Options Expiration – February 2021
Coming into today’s option expiration, I only had one February option set to expire and it was in the money beyond the premium I received. While QQQ finished the week more than $7 beneath its high from just three days earlier, it wasn’t enough of a drop to turn my covered call into a profit.
While QQQ was trading at $333.25, I bought to close my one QQQ February $320 covered call for $1,325 and paid $1,325.63 including $0.63 in commission. I received $725.35 for this call when I sold it in December. QQQ was trading at $309.56 back then. So, while I had a realized loss of $600.28 on the option, I gained $2,369 on paper for the underlying ETF.
I don’t mind some losses on options when I’ve sold them that far out of the money and they finish in the money. Of course, I left money on the table, but I made a good return and kept my risk in check. Any trader who expects to maximize profits on every trade is going to drive himself crazy.
Soon after my closing trade went through, while QQQ was trading at $333.37, I sold one April $345 covered call for $6.54 and received $653.35 after paying $0.65 in commission. If this call is assigned, I’ll earn 5.45% in just eight weeks. That’s 34.98% annualized. If QQQ miraculously finished April expiration at the same price as it was this afternoon, I’ll still earn an annualized 12.58% from the option alone.

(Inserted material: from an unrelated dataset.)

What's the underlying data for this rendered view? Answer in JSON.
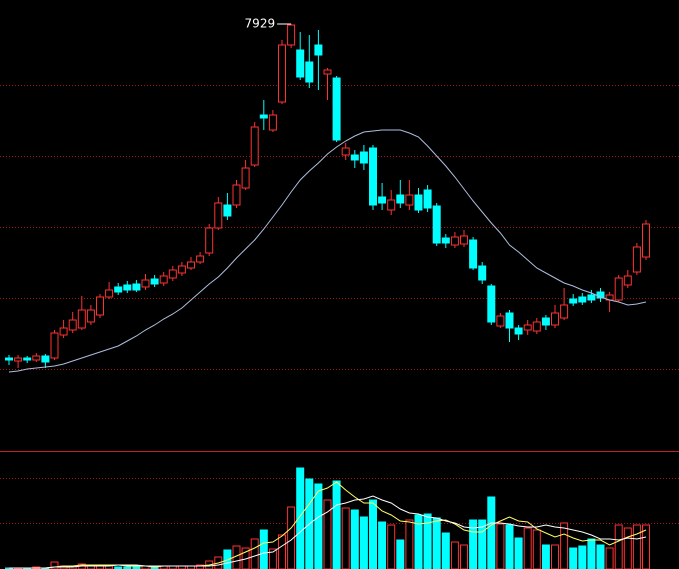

I only gave myself a cushion of 1.96% from a loss if QQQ moves lower, but I wanted to leave more upside room for further price appreciation, so something had to give, and it was my loss protection. Also, I wanted to reduce the risk of an assignment more than a lower strike would set up for. I bought these shares on April 17, 2020. That means if my covered call is assigned, I’ll be two days shy of turning my gains on the underlying shares into a long-term gain. I have more than $10,000 paper gain on the shares. The difference between a short-term gain and a long-term gain is enough of a tax cost to try to keep this position running a little longer. I could’ve sold a May covered call to help buffer my early assignment risk, but I think (not sure, so double check if you are in this situation) that my holding period will actually start when I sold the naked put that was assigned. I did that in February, so in a few days it’ll be a long-term gain anyway.
My TLT short shares and the covered puts I sold on them for March expiration are looking good again. I’m thinking about closing the position before March to avoid paying another short interest payment. Once I close them, I’ll probably sell a new set of naked calls again and start all over. Ideally, I’ll be able to use a higher strike to give me more wiggle room when managing the position post-assignment, if that happens again.